Our study has some limitations. First, although we evaluated the patients according to their clinical features and laboratory findings using the STSS diagnostic criteria, the number of patients may have been underestimated. In particular, indicators of disseminated intravascular coagulation, including D-dimer and fibrin/fibrinogen degradation products, were not sufficiently assessed. Moreover, the other biomarkers and indicators observed commonly in patients with STSS including bands, metamyelocytes, myelocytes, low albumin, and the acidosis markers including blood pH, serum bicarbonate, and lactic acid levels were not evaluated in this study. These parameters should be considered in future studies. Moreover, we do not have any access to pathological reports of surgical procedures or autopsies as the aim of this study was to identify biomarkers and emm type associated with STSS development. However, pathological findings of surgical procedures and autopsies are clinically relevant. This should also be assessed in future studies. Second, the clinical course of the patients with STSS in this study varied.
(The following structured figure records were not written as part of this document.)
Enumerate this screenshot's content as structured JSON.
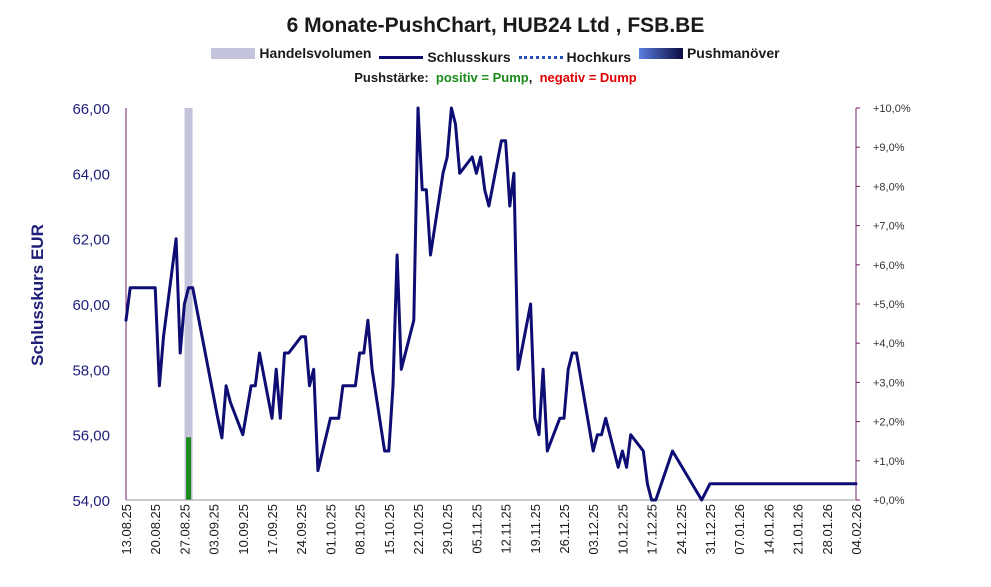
{
  "chart_data": {
    "type": "line",
    "title": "6 Monate-PushChart, HUB24 Ltd , FSB.BE",
    "legend": {
      "placement": "top-center",
      "entries": [
        "Handelsvolumen",
        "Schlusskurs",
        "Hochkurs",
        "Pushmanöver"
      ]
    },
    "push_strength": {
      "label": "Pushstärke:",
      "positive": "positiv = Pump",
      "separator": ",",
      "negative": "negativ = Dump"
    },
    "ylabel": "Schlusskurs EUR",
    "ylim": [
      54,
      66
    ],
    "yticks": [
      "54,00",
      "56,00",
      "58,00",
      "60,00",
      "62,00",
      "64,00",
      "66,00"
    ],
    "y2lim": [
      0,
      10
    ],
    "y2ticks": [
      "+0,0%",
      "+1,0%",
      "+2,0%",
      "+3,0%",
      "+4,0%",
      "+5,0%",
      "+6,0%",
      "+7,0%",
      "+8,0%",
      "+9,0%",
      "+10,0%"
    ],
    "xlim": [
      "2025-08-13",
      "2026-02-04"
    ],
    "xticks": [
      "13.08.25",
      "20.08.25",
      "27.08.25",
      "03.09.25",
      "10.09.25",
      "17.09.25",
      "24.09.25",
      "01.10.25",
      "08.10.25",
      "15.10.25",
      "22.10.25",
      "29.10.25",
      "05.11.25",
      "12.11.25",
      "19.11.25",
      "26.11.25",
      "03.12.25",
      "10.12.25",
      "17.12.25",
      "24.12.25",
      "31.12.25",
      "07.01.26",
      "14.01.26",
      "21.01.26",
      "28.01.26",
      "04.02.26"
    ],
    "grid": false,
    "colors": {
      "close": "#0d0d73",
      "volume": "#c3c3db",
      "pump": "#1a8a1a",
      "axis_left": "#1f1f7a",
      "axis_right": "#7a1f6a"
    },
    "volume_bars": [
      {
        "x": "2025-08-28",
        "value_pct": 10.0
      }
    ],
    "push_bars": [
      {
        "x": "2025-08-28",
        "value_pct": 1.6
      }
    ],
    "series": [
      {
        "name": "Schlusskurs",
        "points": [
          [
            "2025-08-13",
            59.5
          ],
          [
            "2025-08-14",
            60.5
          ],
          [
            "2025-08-15",
            60.5
          ],
          [
            "2025-08-18",
            60.5
          ],
          [
            "2025-08-19",
            60.5
          ],
          [
            "2025-08-20",
            60.5
          ],
          [
            "2025-08-21",
            57.5
          ],
          [
            "2025-08-22",
            59.0
          ],
          [
            "2025-08-25",
            62.0
          ],
          [
            "2025-08-26",
            58.5
          ],
          [
            "2025-08-27",
            60.0
          ],
          [
            "2025-08-28",
            60.5
          ],
          [
            "2025-08-29",
            60.5
          ],
          [
            "2025-09-04",
            56.5
          ],
          [
            "2025-09-05",
            55.9
          ],
          [
            "2025-09-06",
            57.5
          ],
          [
            "2025-09-07",
            57.0
          ],
          [
            "2025-09-10",
            56.0
          ],
          [
            "2025-09-12",
            57.5
          ],
          [
            "2025-09-13",
            57.5
          ],
          [
            "2025-09-14",
            58.5
          ],
          [
            "2025-09-17",
            56.5
          ],
          [
            "2025-09-18",
            58.0
          ],
          [
            "2025-09-19",
            56.5
          ],
          [
            "2025-09-20",
            58.5
          ],
          [
            "2025-09-21",
            58.5
          ],
          [
            "2025-09-24",
            59.0
          ],
          [
            "2025-09-25",
            59.0
          ],
          [
            "2025-09-26",
            57.5
          ],
          [
            "2025-09-27",
            58.0
          ],
          [
            "2025-09-28",
            54.9
          ],
          [
            "2025-10-01",
            56.5
          ],
          [
            "2025-10-02",
            56.5
          ],
          [
            "2025-10-03",
            56.5
          ],
          [
            "2025-10-04",
            57.5
          ],
          [
            "2025-10-05",
            57.5
          ],
          [
            "2025-10-07",
            57.5
          ],
          [
            "2025-10-08",
            58.5
          ],
          [
            "2025-10-09",
            58.5
          ],
          [
            "2025-10-10",
            59.5
          ],
          [
            "2025-10-11",
            58.0
          ],
          [
            "2025-10-14",
            55.5
          ],
          [
            "2025-10-15",
            55.5
          ],
          [
            "2025-10-16",
            57.5
          ],
          [
            "2025-10-17",
            61.5
          ],
          [
            "2025-10-18",
            58.0
          ],
          [
            "2025-10-21",
            59.5
          ],
          [
            "2025-10-22",
            66.0
          ],
          [
            "2025-10-23",
            63.5
          ],
          [
            "2025-10-24",
            63.5
          ],
          [
            "2025-10-25",
            61.5
          ],
          [
            "2025-10-28",
            64.0
          ],
          [
            "2025-10-29",
            64.5
          ],
          [
            "2025-10-30",
            66.0
          ],
          [
            "2025-10-31",
            65.5
          ],
          [
            "2025-11-01",
            64.0
          ],
          [
            "2025-11-04",
            64.5
          ],
          [
            "2025-11-05",
            64.0
          ],
          [
            "2025-11-06",
            64.5
          ],
          [
            "2025-11-07",
            63.5
          ],
          [
            "2025-11-08",
            63.0
          ],
          [
            "2025-11-11",
            65.0
          ],
          [
            "2025-11-12",
            65.0
          ],
          [
            "2025-11-13",
            63.0
          ],
          [
            "2025-11-14",
            64.0
          ],
          [
            "2025-11-15",
            58.0
          ],
          [
            "2025-11-18",
            60.0
          ],
          [
            "2025-11-19",
            56.5
          ],
          [
            "2025-11-20",
            56.0
          ],
          [
            "2025-11-21",
            58.0
          ],
          [
            "2025-11-22",
            55.5
          ],
          [
            "2025-11-25",
            56.5
          ],
          [
            "2025-11-26",
            56.5
          ],
          [
            "2025-11-27",
            58.0
          ],
          [
            "2025-11-28",
            58.5
          ],
          [
            "2025-11-29",
            58.5
          ],
          [
            "2025-12-03",
            55.5
          ],
          [
            "2025-12-04",
            56.0
          ],
          [
            "2025-12-05",
            56.0
          ],
          [
            "2025-12-06",
            56.5
          ],
          [
            "2025-12-09",
            55.0
          ],
          [
            "2025-12-10",
            55.5
          ],
          [
            "2025-12-11",
            55.0
          ],
          [
            "2025-12-12",
            56.0
          ],
          [
            "2025-12-15",
            55.5
          ],
          [
            "2025-12-16",
            54.5
          ],
          [
            "2025-12-17",
            54.0
          ],
          [
            "2025-12-18",
            54.0
          ],
          [
            "2025-12-22",
            55.5
          ],
          [
            "2025-12-29",
            54.0
          ],
          [
            "2025-12-31",
            54.5
          ],
          [
            "2026-02-04",
            54.5
          ]
        ]
      }
    ]
  }
}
Some patients with STSS might not have been categorized correctly as the data were obtained at the time of admission. Symptoms, including shock, acute respiratory distress syndrome, or renal failure, may not be apparent at the time of admission; moreover, symptoms and abnormal laboratory findings associated with STSS may manifest within 24 h after admission. Based on our findings, we propose that clinical and laboratory evaluations should be performed at two time points to detect clinically relevant temporal trend changes, even though the time from onset to hospital admission is relatively uniform owing to the universal health insurance in Japan. Third, 1–2 g/kg intravenous immunoglobulin (IVIG) administered as a single dose has been suggested as a potential adjunctive therapy. IVIG has been proposed to inhibit T-cell activation by blocking or inactivating the superantigens, resulting in a decrease in cytokine release [34]. We do not have enough data on IVIG. Owing to the multicentre observational nature of the study, data collection was performed using a standardized questionnaire. However, as the questionnaire did not include questions on IVIG administration, relevant data were not available for analysis. However, adjunctive IVIG therapy with antibiotics was administered for a few patients for life-threatening infections.
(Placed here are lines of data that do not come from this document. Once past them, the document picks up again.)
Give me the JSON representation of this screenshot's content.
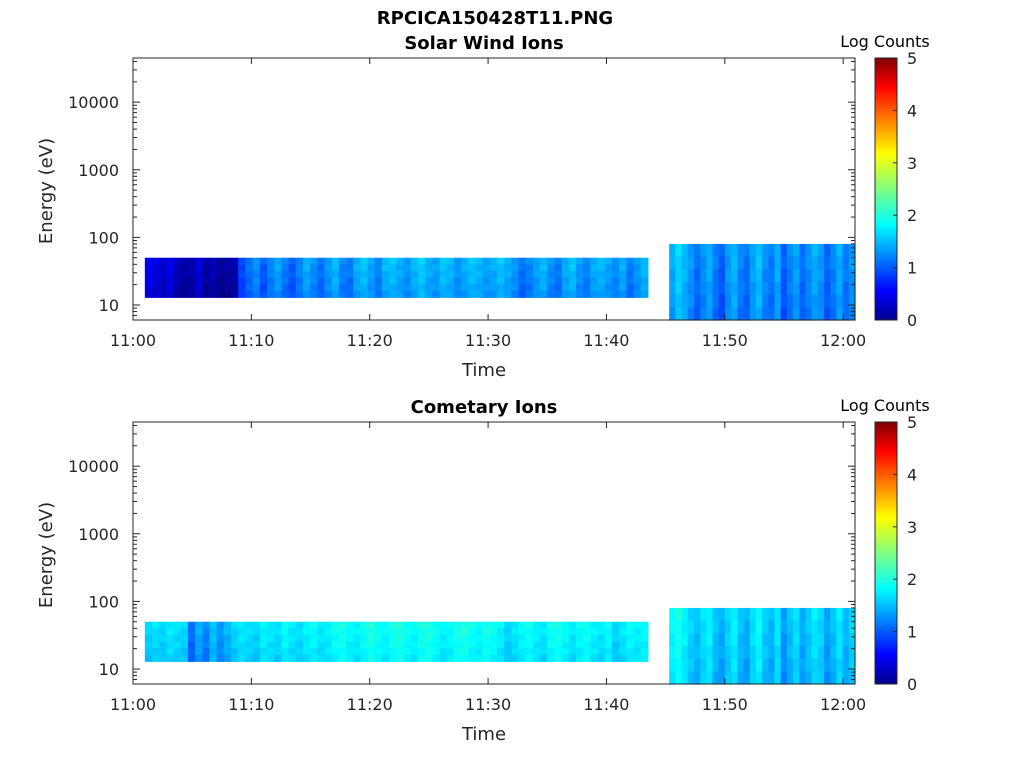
{
  "figure_title": "RPCICA150428T11.PNG",
  "chart_data": [
    {
      "type": "heatmap",
      "title": "Solar Wind Ions",
      "xlabel": "Time",
      "ylabel": "Energy (eV)",
      "yscale": "log",
      "x_ticks": [
        "11:00",
        "11:10",
        "11:20",
        "11:30",
        "11:40",
        "11:50",
        "12:00"
      ],
      "y_ticks": [
        "10",
        "100",
        "1000",
        "10000"
      ],
      "xlim": [
        "11:00",
        "12:01"
      ],
      "ylim": [
        6,
        45000
      ],
      "colorbar": {
        "label": "Log Counts",
        "range": [
          0,
          5
        ],
        "ticks": [
          "0",
          "1",
          "2",
          "3",
          "4",
          "5"
        ],
        "colormap": "jet"
      },
      "segments": [
        {
          "t_start": "11:01",
          "t_end": "11:43.5",
          "energy_range_eV": [
            13,
            50
          ],
          "log_counts": [
            0.6,
            0.5,
            0.4,
            0.55,
            0.3,
            0.2,
            0.25,
            0.5,
            0.2,
            0.3,
            0.15,
            0.2,
            0.25,
            1.0,
            1.2,
            1.35,
            1.1,
            1.3,
            1.45,
            1.25,
            1.1,
            1.3,
            1.5,
            1.35,
            1.2,
            1.4,
            1.55,
            1.3,
            1.25,
            1.5,
            1.6,
            1.45,
            1.3,
            1.55,
            1.6,
            1.5,
            1.4,
            1.55,
            1.65,
            1.5,
            1.45,
            1.6,
            1.55,
            1.4,
            1.5,
            1.6,
            1.55,
            1.45,
            1.5,
            1.6,
            1.5,
            1.4,
            1.2,
            1.3,
            1.45,
            1.55,
            1.35,
            1.25,
            1.5,
            1.6,
            1.4,
            1.3,
            1.5,
            1.55,
            1.45,
            1.35,
            1.5,
            1.25,
            1.4,
            1.55
          ]
        },
        {
          "t_start": "11:45.3",
          "t_end": "12:01",
          "energy_range_eV": [
            6,
            80
          ],
          "log_counts": [
            1.5,
            1.7,
            1.55,
            1.4,
            1.2,
            1.35,
            1.5,
            1.25,
            1.1,
            1.4,
            1.55,
            1.3,
            1.2,
            1.45,
            1.6,
            1.35,
            1.25,
            1.5,
            1.1,
            1.3,
            1.45,
            1.2,
            1.35,
            1.5,
            1.4,
            1.15,
            1.3,
            1.5,
            1.25,
            1.4
          ]
        }
      ]
    },
    {
      "type": "heatmap",
      "title": "Cometary Ions",
      "xlabel": "Time",
      "ylabel": "Energy (eV)",
      "yscale": "log",
      "x_ticks": [
        "11:00",
        "11:10",
        "11:20",
        "11:30",
        "11:40",
        "11:50",
        "12:00"
      ],
      "y_ticks": [
        "10",
        "100",
        "1000",
        "10000"
      ],
      "xlim": [
        "11:00",
        "12:01"
      ],
      "ylim": [
        6,
        45000
      ],
      "colorbar": {
        "label": "Log Counts",
        "range": [
          0,
          5
        ],
        "ticks": [
          "0",
          "1",
          "2",
          "3",
          "4",
          "5"
        ],
        "colormap": "jet"
      },
      "segments": [
        {
          "t_start": "11:01",
          "t_end": "11:43.5",
          "energy_range_eV": [
            13,
            50
          ],
          "log_counts": [
            1.7,
            1.75,
            1.7,
            1.8,
            1.75,
            1.7,
            1.2,
            1.5,
            1.3,
            1.6,
            1.4,
            1.55,
            1.7,
            1.8,
            1.75,
            1.7,
            1.85,
            1.8,
            1.75,
            1.9,
            1.8,
            1.75,
            1.85,
            1.9,
            1.8,
            1.85,
            1.95,
            2.0,
            1.9,
            1.85,
            1.95,
            2.05,
            1.95,
            1.9,
            2.0,
            2.05,
            1.95,
            1.9,
            2.0,
            2.05,
            1.95,
            1.85,
            1.9,
            2.0,
            2.05,
            1.95,
            1.9,
            2.0,
            1.95,
            1.85,
            1.7,
            1.8,
            1.9,
            1.95,
            1.85,
            1.8,
            1.95,
            2.0,
            1.9,
            1.8,
            1.9,
            1.95,
            1.85,
            1.8,
            1.9,
            1.7,
            1.8,
            1.9,
            1.85,
            1.9
          ]
        },
        {
          "t_start": "11:45.3",
          "t_end": "12:01",
          "energy_range_eV": [
            6,
            80
          ],
          "log_counts": [
            1.9,
            2.0,
            1.85,
            1.7,
            1.6,
            1.75,
            1.85,
            1.6,
            1.5,
            1.7,
            1.85,
            1.6,
            1.5,
            1.75,
            1.9,
            1.65,
            1.55,
            1.8,
            1.4,
            1.6,
            1.75,
            1.5,
            1.65,
            1.8,
            1.7,
            1.45,
            1.6,
            1.8,
            1.55,
            1.7
          ]
        }
      ]
    }
  ]
}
Finally, the relationship between emm1 and STSS suggests the need for a rapid emm1 GAS detection method that does not require genome sequencing. We are already developing a rapid diagnostic method that simultaneously detects the sic. gene specific to emm1 as well as GAS (data not shown). SIC and its interaction with monocytes may be potential therapeutic targets.
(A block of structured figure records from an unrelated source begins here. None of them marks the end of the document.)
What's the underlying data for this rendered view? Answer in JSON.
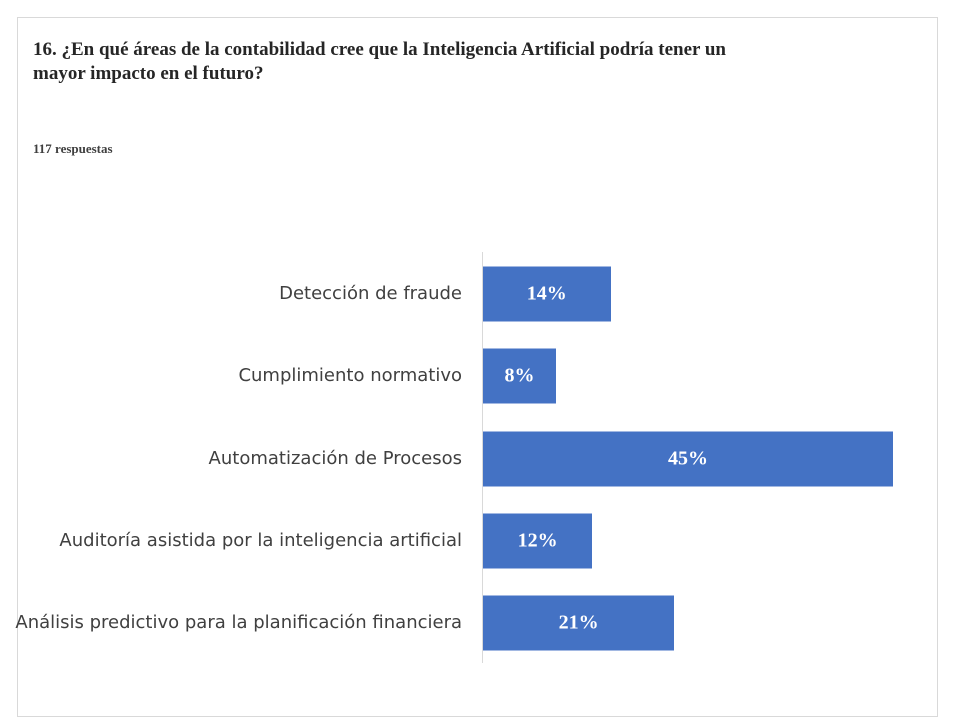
{
  "chart_data": {
    "type": "bar",
    "orientation": "horizontal",
    "title": "16. ¿En qué áreas de la contabilidad cree que la Inteligencia Artificial podría tener un mayor impacto en el futuro?",
    "subtitle": "117 respuestas",
    "categories": [
      "Detección de fraude",
      "Cumplimiento normativo",
      "Automatización de Procesos",
      "Auditoría asistida por la inteligencia artificial",
      "Análisis predictivo para la planificación financiera"
    ],
    "values": [
      14,
      8,
      45,
      12,
      21
    ],
    "value_labels": [
      "14%",
      "8%",
      "45%",
      "12%",
      "21%"
    ],
    "color": "#4472c4"
  }
}
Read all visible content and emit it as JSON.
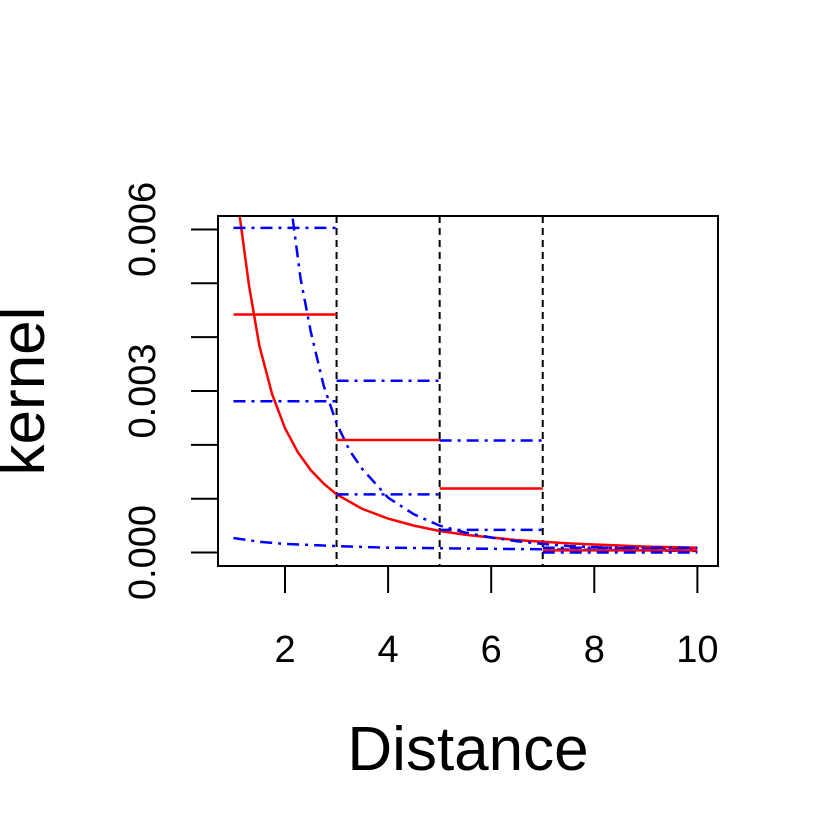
{
  "chart_data": {
    "type": "line",
    "title": "",
    "xlabel": "Distance",
    "ylabel": "kernel",
    "xlim": [
      0.7,
      10.4
    ],
    "ylim": [
      -0.00025,
      0.00625
    ],
    "x_ticks": [
      2,
      4,
      6,
      8,
      10
    ],
    "x_tick_labels": [
      "2",
      "4",
      "6",
      "8",
      "10"
    ],
    "y_ticks": [
      0.0,
      0.001,
      0.002,
      0.003,
      0.004,
      0.005,
      0.006
    ],
    "y_tick_labels": [
      "0.000",
      "",
      "",
      "0.003",
      "",
      "",
      "0.006"
    ],
    "grid": false,
    "legend": "none",
    "colors": {
      "red_series": "#ff0000",
      "blue_series": "#0000ff",
      "bin_edges": "#000000"
    },
    "bin_edges": [
      3,
      5,
      7
    ],
    "series": [
      {
        "style": "solid",
        "color": "#ff0000",
        "x": [
          1.12,
          1.3,
          1.5,
          1.75,
          2.0,
          2.25,
          2.5,
          2.75,
          3.0,
          3.5,
          4.0,
          4.5,
          5.0,
          5.5,
          6.0,
          6.5,
          7.0,
          7.5,
          8.0,
          8.5,
          9.0,
          9.5,
          10.0
        ],
        "y": [
          0.00625,
          0.00497,
          0.00385,
          0.00294,
          0.00231,
          0.00186,
          0.00153,
          0.00128,
          0.00108,
          0.00081,
          0.00063,
          0.0005,
          0.0004,
          0.00033,
          0.00028,
          0.00023,
          0.0002,
          0.00017,
          0.00015,
          0.00013,
          0.00011,
          0.0001,
          9e-05
        ]
      },
      {
        "style": "dashdot",
        "color": "#0000ff",
        "x": [
          2.15,
          2.3,
          2.5,
          2.75,
          3.0,
          3.25,
          3.5,
          4.0,
          4.5,
          5.0,
          5.5,
          6.0,
          6.5,
          7.0,
          7.5,
          8.0,
          8.5,
          9.0,
          9.5,
          10.0
        ],
        "y": [
          0.0062,
          0.0051,
          0.0041,
          0.0031,
          0.0024,
          0.0019,
          0.00155,
          0.00102,
          0.00071,
          0.0005,
          0.00037,
          0.00028,
          0.00021,
          0.00016,
          0.00012,
          0.0001,
          8e-05,
          7e-05,
          6e-05,
          5e-05
        ]
      },
      {
        "style": "dashdot",
        "color": "#0000ff",
        "x": [
          1.0,
          1.5,
          2.0,
          3.0,
          4.0,
          5.0,
          6.0,
          7.0,
          8.0,
          9.0,
          10.0
        ],
        "y": [
          0.00027,
          0.0002,
          0.00016,
          0.00012,
          9e-05,
          8e-05,
          7e-05,
          6e-05,
          5e-05,
          4e-05,
          3e-05
        ]
      }
    ],
    "step_estimates": [
      {
        "style": "solid",
        "color": "#ff0000",
        "x0": 1.0,
        "x1": 3.0,
        "y": 0.00442
      },
      {
        "style": "solid",
        "color": "#ff0000",
        "x0": 3.0,
        "x1": 5.0,
        "y": 0.00209
      },
      {
        "style": "solid",
        "color": "#ff0000",
        "x0": 5.0,
        "x1": 7.0,
        "y": 0.00119
      },
      {
        "style": "solid",
        "color": "#ff0000",
        "x0": 7.0,
        "x1": 10.0,
        "y": 4e-05
      },
      {
        "style": "dashdot",
        "color": "#0000ff",
        "x0": 1.0,
        "x1": 3.0,
        "y": 0.00603
      },
      {
        "style": "dashdot",
        "color": "#0000ff",
        "x0": 1.0,
        "x1": 3.0,
        "y": 0.00281
      },
      {
        "style": "dashdot",
        "color": "#0000ff",
        "x0": 3.0,
        "x1": 5.0,
        "y": 0.00319
      },
      {
        "style": "dashdot",
        "color": "#0000ff",
        "x0": 3.0,
        "x1": 5.0,
        "y": 0.00108
      },
      {
        "style": "dashdot",
        "color": "#0000ff",
        "x0": 5.0,
        "x1": 7.0,
        "y": 0.00208
      },
      {
        "style": "dashdot",
        "color": "#0000ff",
        "x0": 5.0,
        "x1": 7.0,
        "y": 0.00042
      },
      {
        "style": "dashdot",
        "color": "#0000ff",
        "x0": 7.0,
        "x1": 10.0,
        "y": 9e-05
      },
      {
        "style": "dashdot",
        "color": "#0000ff",
        "x0": 7.0,
        "x1": 10.0,
        "y": 0.0
      }
    ]
  }
}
In conclusion, our results may provide evidence for the early diagnosis of STSS based on iGAS on admission. The prevalence and burden of iGAS infection, affecting younger and older adults without underlying diseases, are likely to increase worldwide. Rapid prediction and diagnosis of STSS by molecular testing and timely initiation of targeted therapy may save lives. Strategies to reduce the mortality risk of iGAS infections require further investigation of the dynamic molecular epidemiology, rapid diagnostic STSS tools, and the development of effective standard prevention and treatment.